It is only when the Pilgrim comes right here to the fountain head of the Chaucerian language that he can drink deep and revive his parched intellect. For three days I have been camping here at the headwaters of English. Although this is my fourth visit to London and I have taken a thorough course at the music halls and conversed with some of the most prominent shopkeepers on or in the Strand, to say nothing of having chatted almost in a spirit of democratic equality with some of the most representative waiters, I still feel as if I were a little child playing by the seashore while the great ocean of British idioms lies undiscovered before me.

Yesterday, however, I had the rare and almost delirious pleasure of meeting an upper class Englishman. He has family, social position, wealth, several capital letters trailing after his name (which is long enough without an appendix), an ancestry, a glorious past and possibly a future. Usually an American has to wait in London eight or ten years before he meets an Englishman who is not trying to sell him dress shirts or something to put on his hair. In two short days—practically at one bound—I had realised the full ambition of my countrymen.

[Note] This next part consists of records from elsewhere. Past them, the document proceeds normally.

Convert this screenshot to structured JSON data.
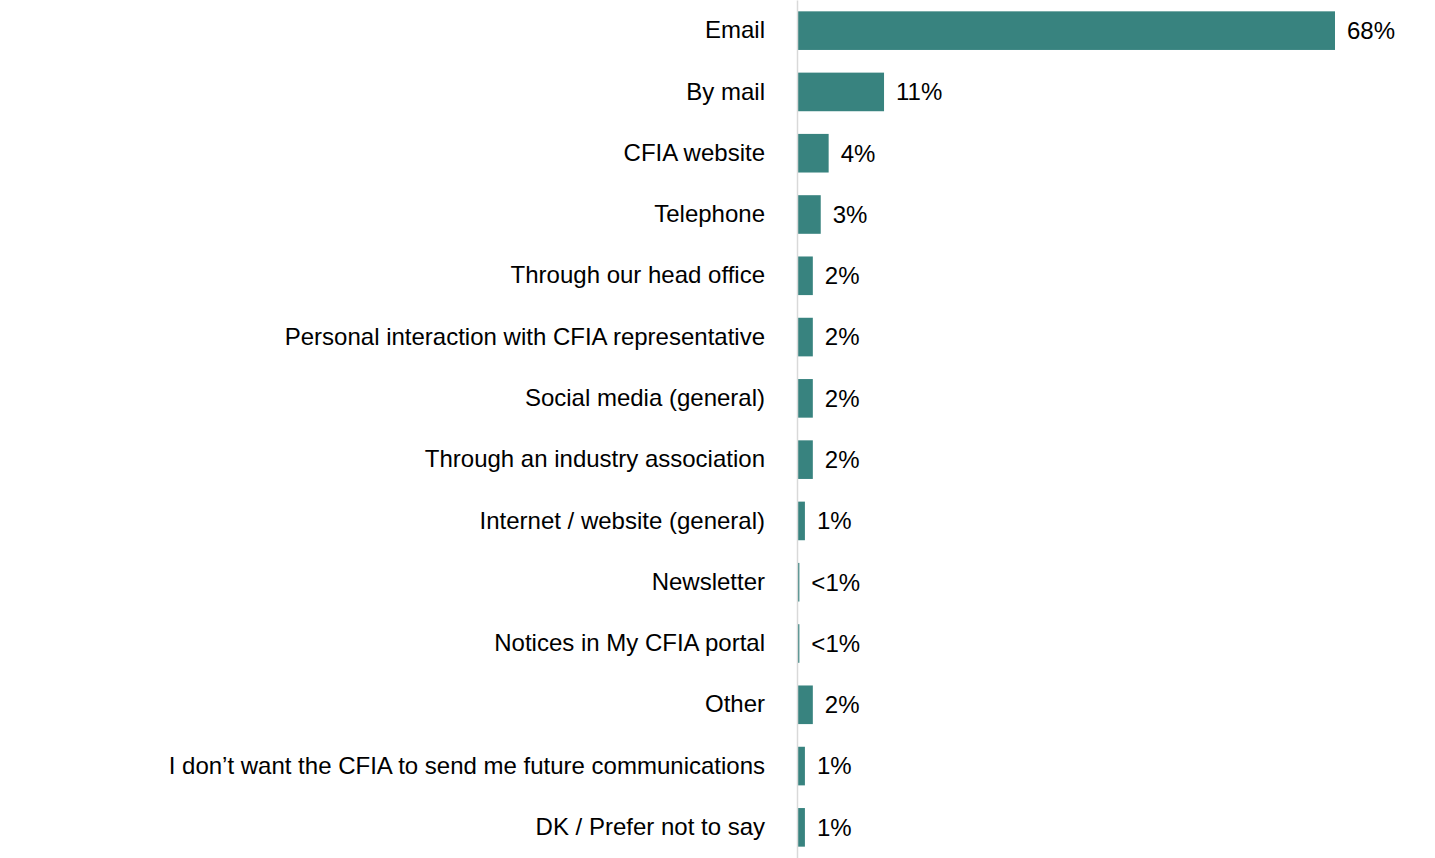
{
  "chart_data": {
    "type": "bar",
    "orientation": "horizontal",
    "categories": [
      "Email",
      "By mail",
      "CFIA website",
      "Telephone",
      "Through our head office",
      "Personal interaction with CFIA representative",
      "Social media (general)",
      "Through an industry association",
      "Internet / website (general)",
      "Newsletter",
      "Notices in My CFIA portal",
      "Other",
      "I don’t want the CFIA to send me future communications",
      "DK  / Prefer not to say"
    ],
    "values": [
      68,
      11,
      4,
      3,
      2,
      2,
      2,
      2,
      1,
      0.3,
      0.3,
      2,
      1,
      1
    ],
    "value_labels": [
      "68%",
      "11%",
      "4%",
      "3%",
      "2%",
      "2%",
      "2%",
      "2%",
      "1%",
      "<1%",
      "<1%",
      "2%",
      "1%",
      "1%"
    ],
    "color": "#38837f",
    "data_labels": true,
    "tick_labels": "y",
    "grid": false
  }
}
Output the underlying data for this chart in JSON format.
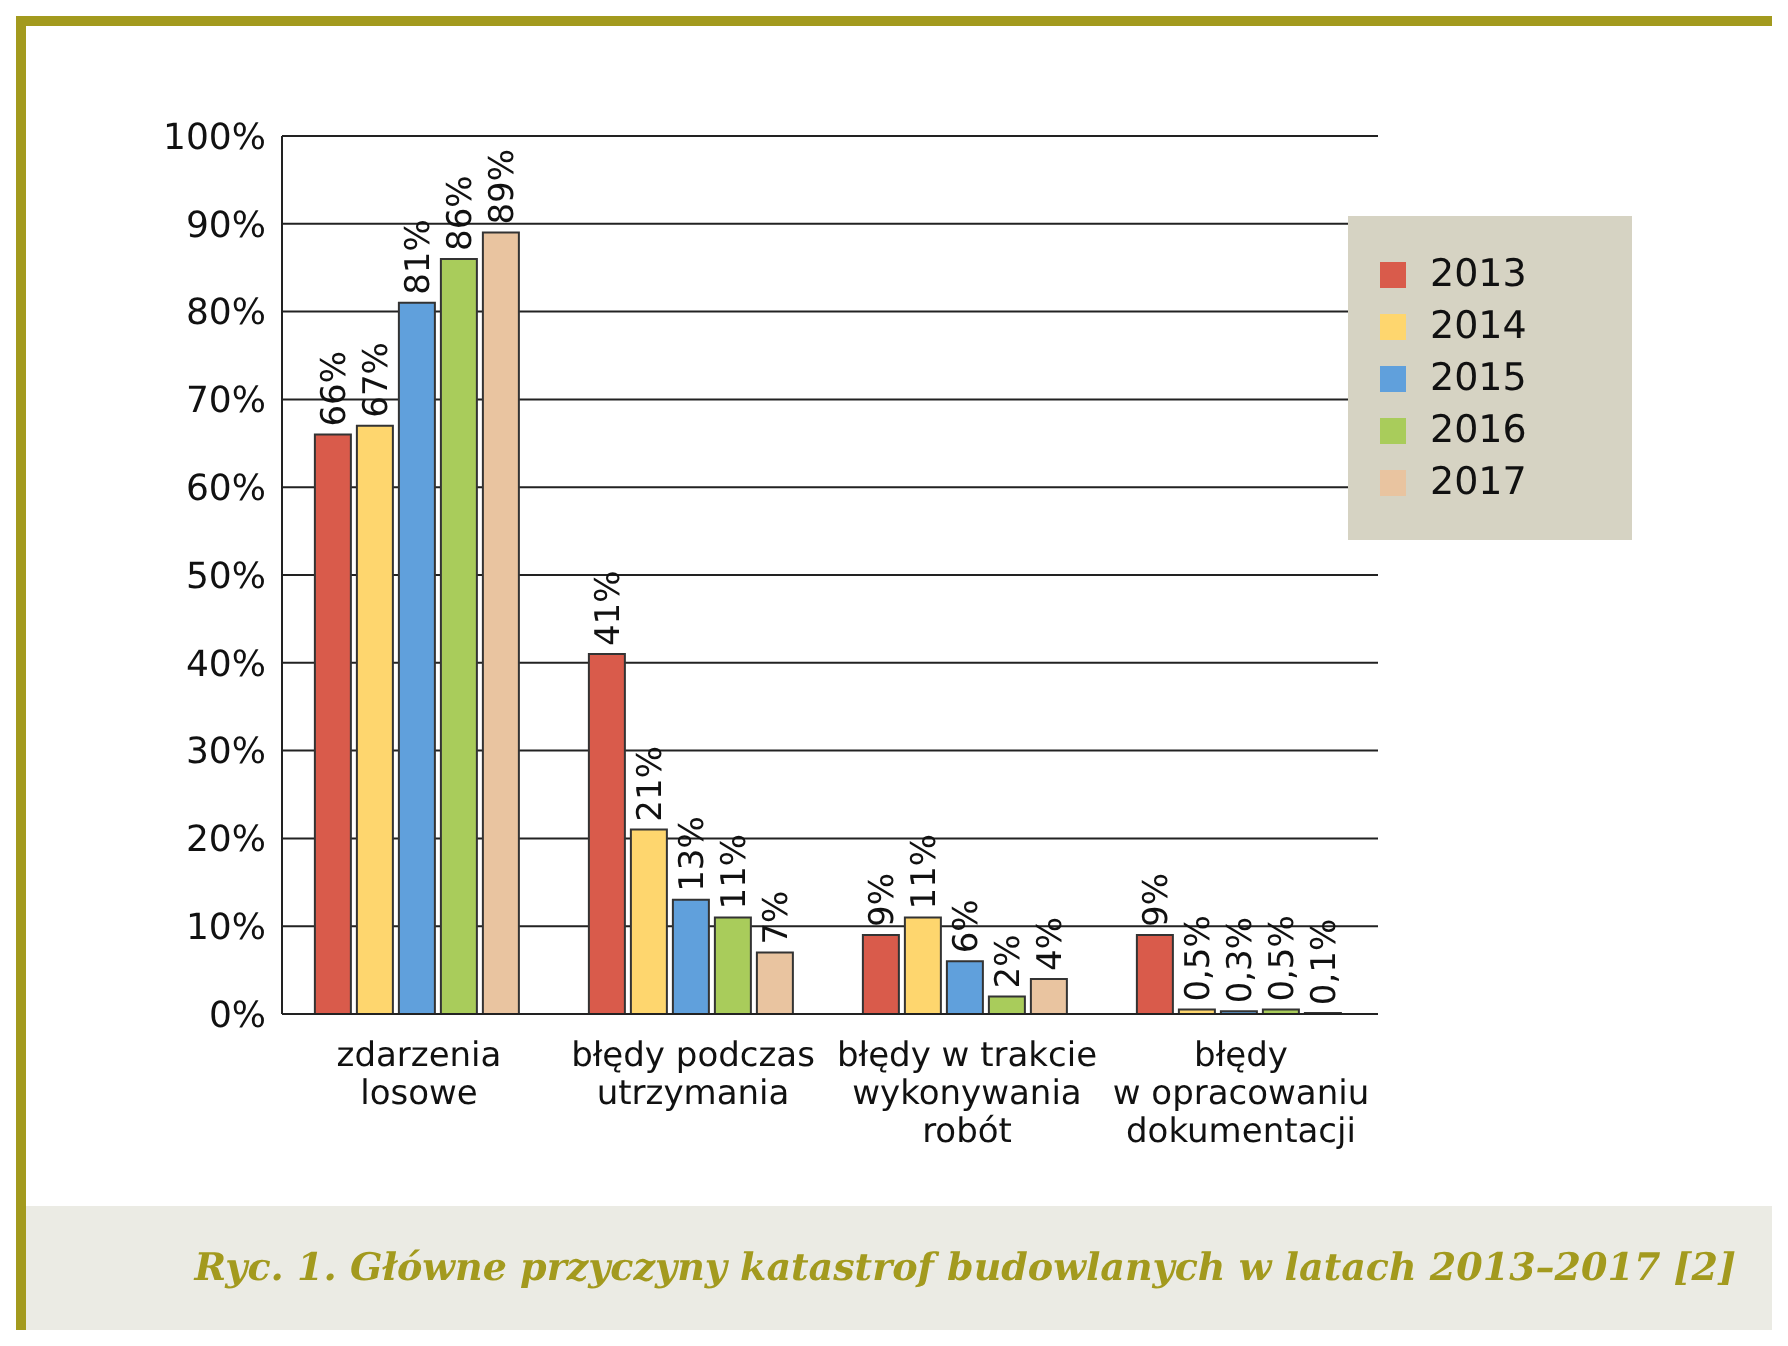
{
  "chart_data": {
    "type": "bar",
    "categories": [
      "zdarzenia\nlosowe",
      "błędy podczas\nutrzymania",
      "błędy w trakcie\nwykonywania\nrobót",
      "błędy\nw opracowaniu\ndokumentacji"
    ],
    "series": [
      {
        "name": "2013",
        "color": "#d95b4b",
        "values": [
          66,
          41,
          9,
          9
        ],
        "value_labels": [
          "66%",
          "41%",
          "9%",
          "9%"
        ]
      },
      {
        "name": "2014",
        "color": "#fed66e",
        "values": [
          67,
          21,
          11,
          0.5
        ],
        "value_labels": [
          "67%",
          "21%",
          "11%",
          "0,5%"
        ]
      },
      {
        "name": "2015",
        "color": "#60a0dc",
        "values": [
          81,
          13,
          6,
          0.3
        ],
        "value_labels": [
          "81%",
          "13%",
          "6%",
          "0,3%"
        ]
      },
      {
        "name": "2016",
        "color": "#a9cc5b",
        "values": [
          86,
          11,
          2,
          0.5
        ],
        "value_labels": [
          "86%",
          "11%",
          "2%",
          "0,5%"
        ]
      },
      {
        "name": "2017",
        "color": "#e9c4a0",
        "values": [
          89,
          7,
          4,
          0.1
        ],
        "value_labels": [
          "89%",
          "7%",
          "4%",
          "0,1%"
        ]
      }
    ],
    "ylim": [
      0,
      100
    ],
    "yticks": [
      {
        "value": 0,
        "label": "0%"
      },
      {
        "value": 10,
        "label": "10%"
      },
      {
        "value": 20,
        "label": "20%"
      },
      {
        "value": 30,
        "label": "30%"
      },
      {
        "value": 40,
        "label": "40%"
      },
      {
        "value": 50,
        "label": "50%"
      },
      {
        "value": 60,
        "label": "60%"
      },
      {
        "value": 70,
        "label": "70%"
      },
      {
        "value": 80,
        "label": "80%"
      },
      {
        "value": 90,
        "label": "90%"
      },
      {
        "value": 100,
        "label": "100%"
      }
    ],
    "grid": "y",
    "legend": "top right",
    "annotations": [
      "Ryc. 1. Główne przyczyny katastrof budowlanych w latach 2013–2017 [2]"
    ]
  }
}
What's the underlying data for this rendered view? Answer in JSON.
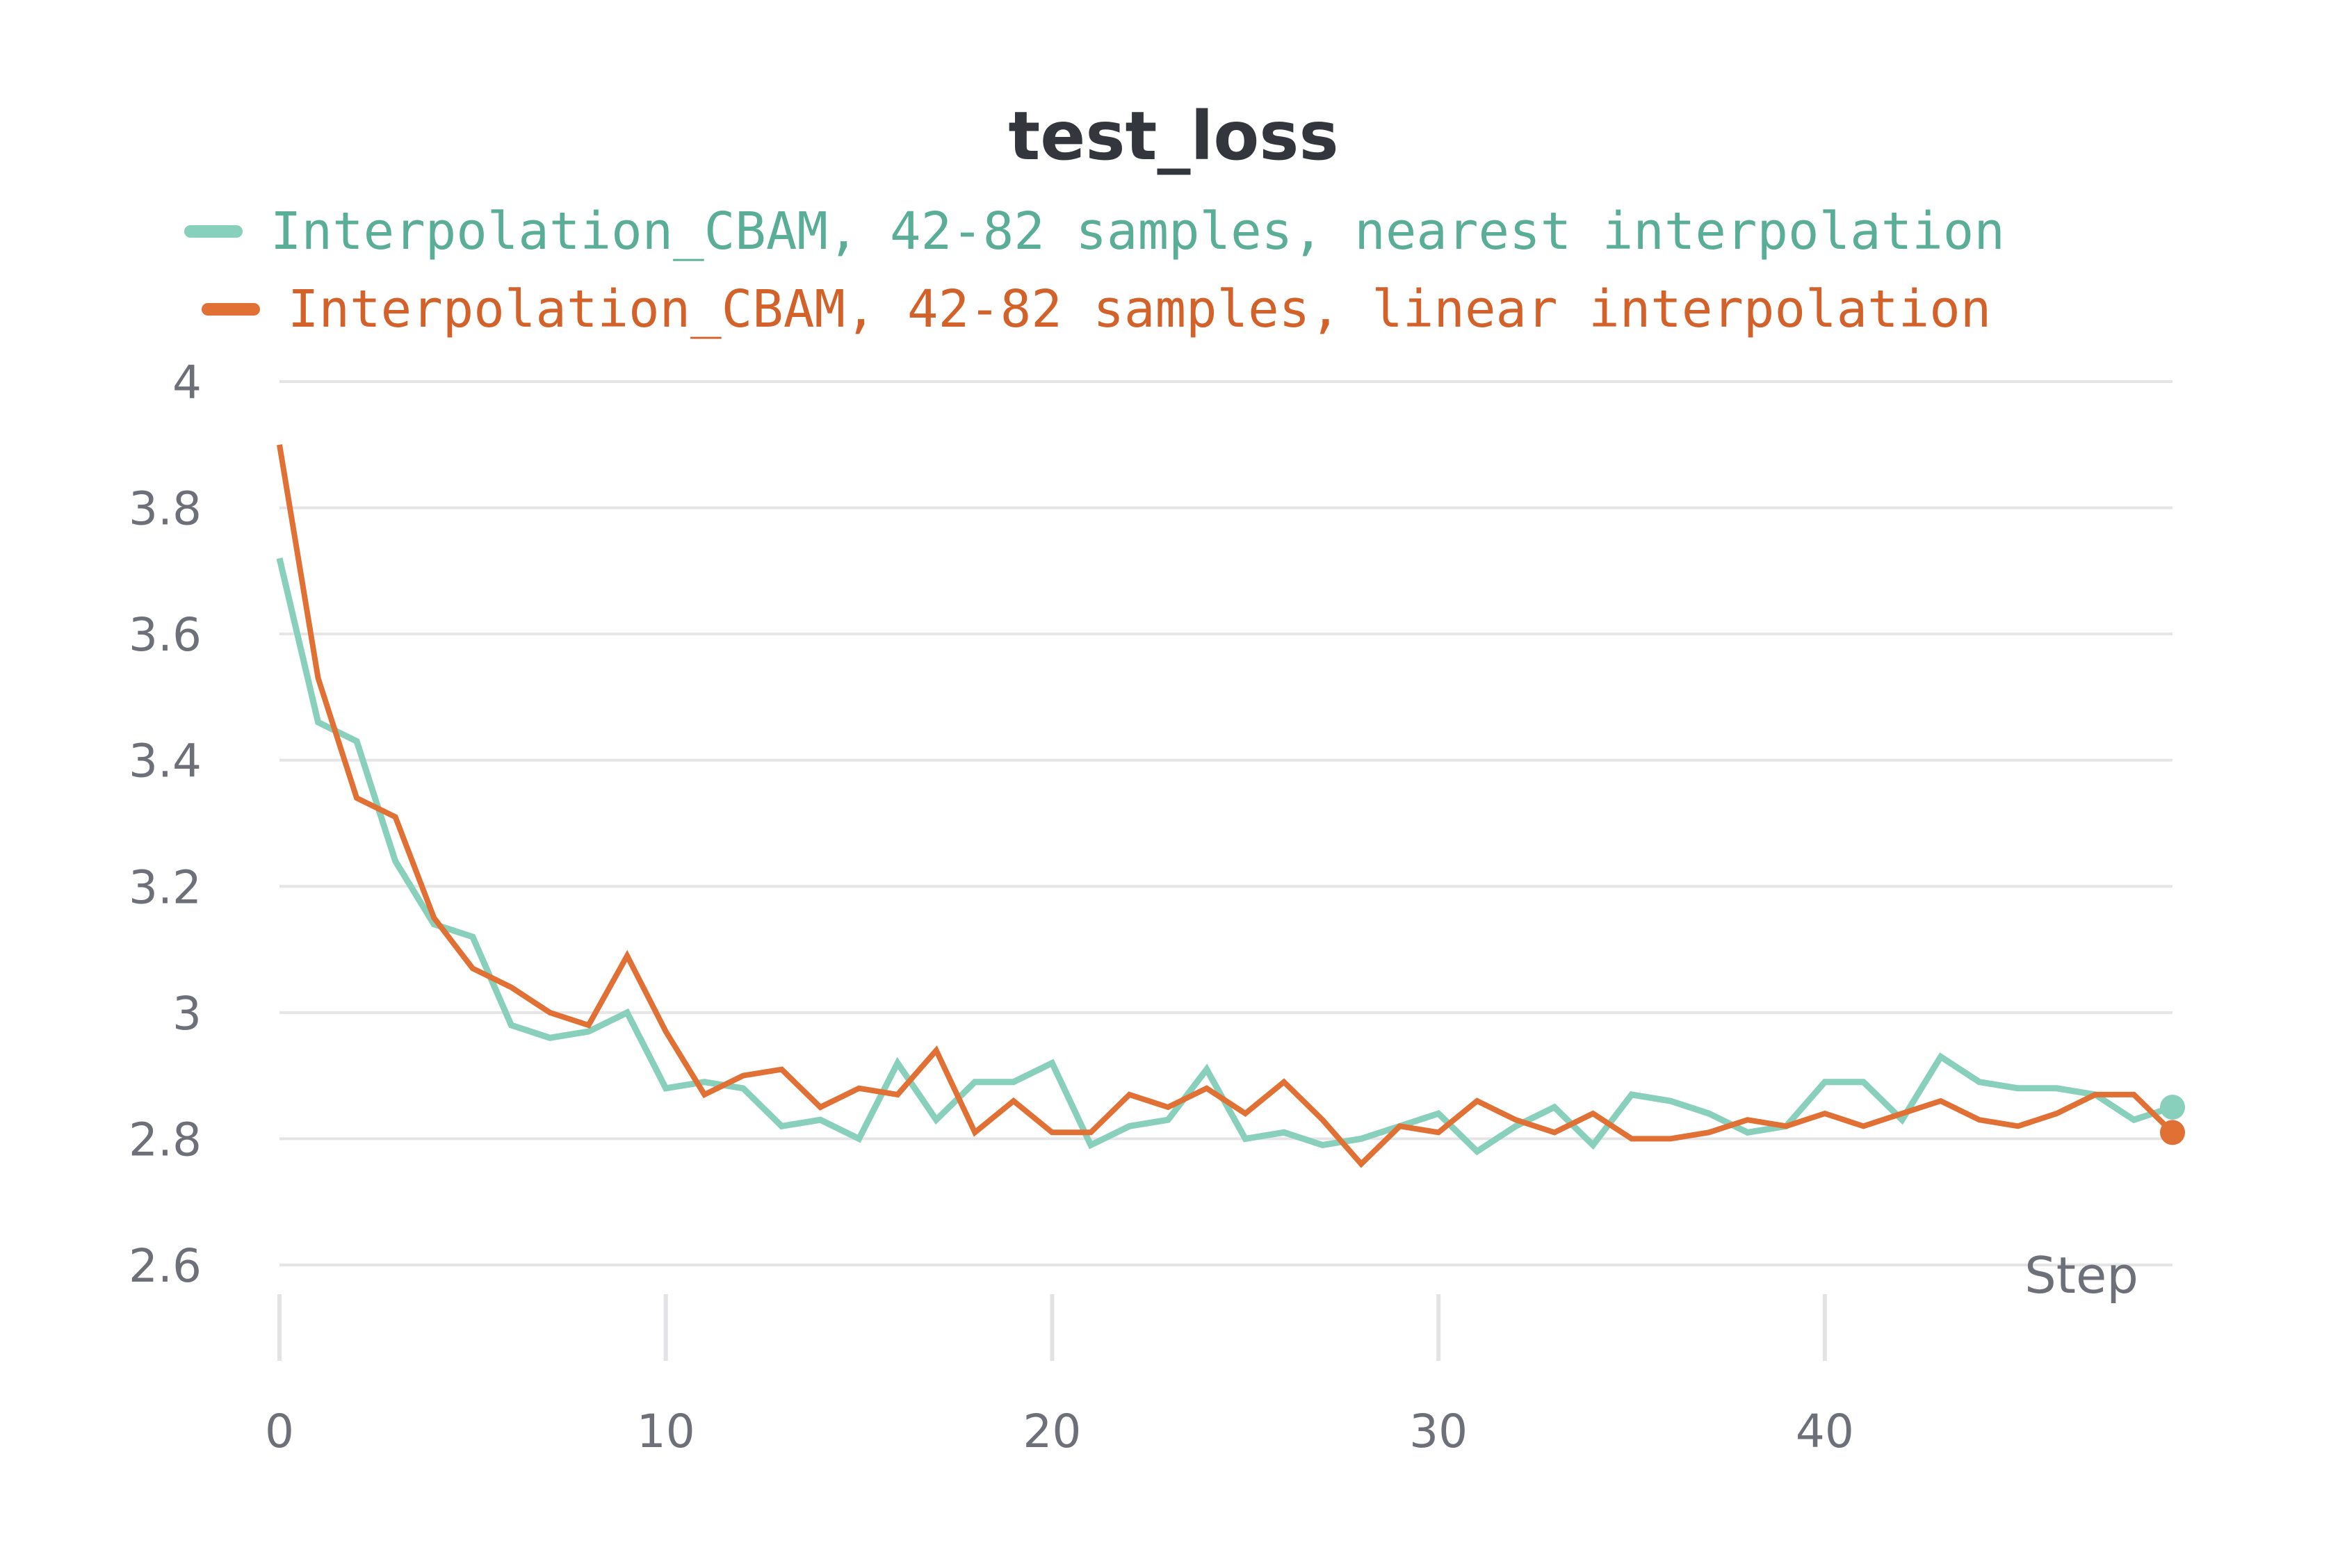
{
  "chart_data": {
    "type": "line",
    "title": "test_loss",
    "xlabel": "Step",
    "ylabel": "",
    "xlim": [
      0,
      49
    ],
    "ylim": [
      2.6,
      4
    ],
    "x_ticks": [
      0,
      10,
      20,
      30,
      40
    ],
    "y_ticks": [
      2.6,
      2.8,
      3,
      3.2,
      3.4,
      3.6,
      3.8,
      4
    ],
    "x_tick_labels": [
      "0",
      "10",
      "20",
      "30",
      "40"
    ],
    "y_tick_labels": [
      "2.6",
      "2.8",
      "3",
      "3.2",
      "3.4",
      "3.6",
      "3.8",
      "4"
    ],
    "grid": true,
    "legend_position": "top",
    "series": [
      {
        "name": "Interpolation_CBAM, 42-82 samples, nearest interpolation",
        "color": "#88d0bc",
        "x": [
          0,
          1,
          2,
          3,
          4,
          5,
          6,
          7,
          8,
          9,
          10,
          11,
          12,
          13,
          14,
          15,
          16,
          17,
          18,
          19,
          20,
          21,
          22,
          23,
          24,
          25,
          26,
          27,
          28,
          29,
          30,
          31,
          32,
          33,
          34,
          35,
          36,
          37,
          38,
          39,
          40,
          41,
          42,
          43,
          44,
          45,
          46,
          47,
          48,
          49
        ],
        "y": [
          3.72,
          3.46,
          3.43,
          3.24,
          3.14,
          3.12,
          2.98,
          2.96,
          2.97,
          3.0,
          2.88,
          2.89,
          2.88,
          2.82,
          2.83,
          2.8,
          2.92,
          2.83,
          2.89,
          2.89,
          2.92,
          2.79,
          2.82,
          2.83,
          2.91,
          2.8,
          2.81,
          2.79,
          2.8,
          2.82,
          2.84,
          2.78,
          2.82,
          2.85,
          2.79,
          2.87,
          2.86,
          2.84,
          2.81,
          2.82,
          2.89,
          2.89,
          2.83,
          2.93,
          2.89,
          2.88,
          2.88,
          2.87,
          2.83,
          2.85
        ]
      },
      {
        "name": "Interpolation_CBAM, 42-82 samples, linear interpolation",
        "color": "#e07034",
        "x": [
          0,
          1,
          2,
          3,
          4,
          5,
          6,
          7,
          8,
          9,
          10,
          11,
          12,
          13,
          14,
          15,
          16,
          17,
          18,
          19,
          20,
          21,
          22,
          23,
          24,
          25,
          26,
          27,
          28,
          29,
          30,
          31,
          32,
          33,
          34,
          35,
          36,
          37,
          38,
          39,
          40,
          41,
          42,
          43,
          44,
          45,
          46,
          47,
          48,
          49
        ],
        "y": [
          3.9,
          3.53,
          3.34,
          3.31,
          3.15,
          3.07,
          3.04,
          3.0,
          2.98,
          3.09,
          2.97,
          2.87,
          2.9,
          2.91,
          2.85,
          2.88,
          2.87,
          2.94,
          2.81,
          2.86,
          2.81,
          2.81,
          2.87,
          2.85,
          2.88,
          2.84,
          2.89,
          2.83,
          2.76,
          2.82,
          2.81,
          2.86,
          2.83,
          2.81,
          2.84,
          2.8,
          2.8,
          2.81,
          2.83,
          2.82,
          2.84,
          2.82,
          2.84,
          2.86,
          2.83,
          2.82,
          2.84,
          2.87,
          2.87,
          2.81
        ]
      }
    ]
  }
}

Before being presented to the heavy swell I was taken into the chamber of meditation by the American who was to accompany me on this flight to glory. He prepared me for the ceremony by whispering to me that the chap we were about to meet went everywhere and saw everybody; that he was a Varsity man and had shot big game and had a place up country, and couldn't remember the names of all his clubs—had to hire a man by the year just to remember the names of his clubs.

May I confess that I was immensely flattered to know that I could meet this important person? When we are at long range we throw bricks at the aristocracy and landed gentry, but when we come close to them we tremble violently and are much pleased if they differentiate us from the furniture of the room.

Just to remember the names of his clubs

Why not tell the truth for once? I was tickled and overheated with bliss to know that this social lion was quite willing to sit alongside of me and breathe the adjacent atmosphere.

Also I was perturbed and stage frightened because I knew that I spoke nothing but the American language, and that probably I used my nose instead of my vocal chords in giving expression to such thoughts as might escape from me. Furthermore, I was afraid that during our conversation I might accidentally lapse into slang, and I knew that in Great Britain slang is abhorred above every other earthly thing except goods of German manufacture. So I resolved to be on my guard and try to come as near to English speech as it is possible for anyone to come after he has walked up and down State street for ten years.

My real and ulterior motive in welcoming this interview with a registered Englishman was to get, free of charge, an allopathic dose of 24-karat English. I wanted to bask in the bright light of an intellect that had no flickers in it and absorb some of the infallibility that is so prevalent in these parts.